If you love dividends, you shouldn’t miss out on Dividend Aristocrats that are trading cheap compared to peers and offer a high yield. Here are three Canadian stocks that are undervalued and have consistently boosted their shareholders’ returns through higher dividends. Further, these TSX-listed companies generate resilient cash flows and could continue to increase their dividends in the future.
Pembina Pipeline (TSX:PPL)(NYSE:PBA) has paid dividends since 1998, and over the past decade, its dividends have grown at a compound annual growth rate (CAGR) of 4.2%. The company’s robust dividend payments are backed by its low-risk and diversified business that are highly-contracted and generate strong fee-based cash flows.
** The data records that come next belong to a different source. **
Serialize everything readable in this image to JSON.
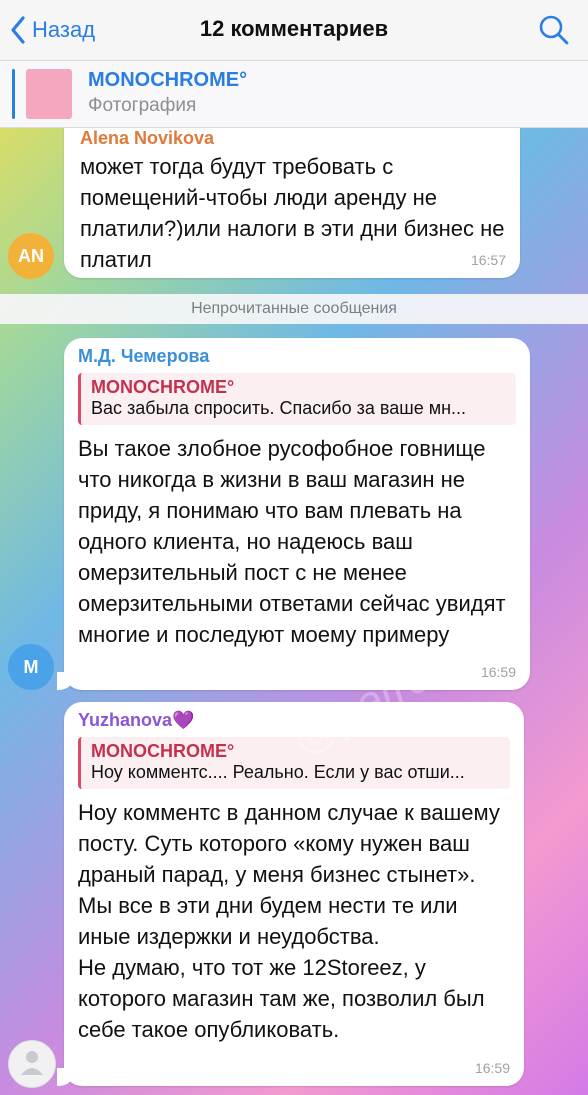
{
  "header": {
    "back_label": "Назад",
    "title": "12 комментариев"
  },
  "pinned": {
    "title": "MONOCHROME°",
    "subtitle": "Фотография"
  },
  "unread_label": "Непрочитанные сообщения",
  "watermark": "@petrovitel",
  "messages": [
    {
      "author": "Alena Novikova",
      "author_color": "#e07a3a",
      "avatar_initials": "AN",
      "avatar_color": "#f2b23a",
      "text": "может тогда будут требовать с помещений-чтобы люди аренду не платили?)или налоги в эти дни бизнес не платил",
      "time": "16:57"
    },
    {
      "author": "М.Д. Чемерова",
      "author_color": "#3b8fd4",
      "avatar_initials": "M",
      "avatar_color": "#4aa3e8",
      "reply_author": "MONOCHROME°",
      "reply_text": "Вас забыла спросить. Спасибо за ваше мн...",
      "text": "Вы такое злобное русофобное говнище что никогда в жизни в ваш магазин не приду, я понимаю что вам плевать на одного клиента, но надеюсь ваш омерзительный пост с не менее омерзительными ответами сейчас увидят многие и последуют моему примеру",
      "time": "16:59"
    },
    {
      "author": "Yuzhanova💜",
      "author_color": "#8a55d6",
      "reply_author": "MONOCHROME°",
      "reply_text": "Ноу комментс.... Реально. Если у вас отши...",
      "text": "Ноу комментс в данном случае к вашему посту. Суть которого «кому нужен ваш драный парад, у меня бизнес стынет».\nМы все в эти дни будем нести те или иные издержки и неудобства.\nНе думаю, что тот же 12Storeez, у которого магазин там же, позволил был себе такое опубликовать.",
      "time": "16:59"
    }
  ]
}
While the COVID-19 pandemic took a toll on energy companies in 2020, Pembina maintained its dividends, reflecting the strength of its base business. With the expected recovery in demand, Pembina’s top and bottom line are likely to improve in 2021 and support its payouts. The company expects its volumes to improve across commodities in 2021 and remains on track to deliver robust fee-based cash flows.
Besides, Pembina stock is trading cheap when compared to peers. It is trading at the next 12-month (NTM) EV/EBITDA multiple of 10.5, which reflects a discount of about 11% from its peer group average. Also, it is trading at a discount of about 14% when compared to Enbridge stock.
The pipeline company pays a monthly dividend of $0.21 a share, reflecting a high yield of 7.0% at the current price levels.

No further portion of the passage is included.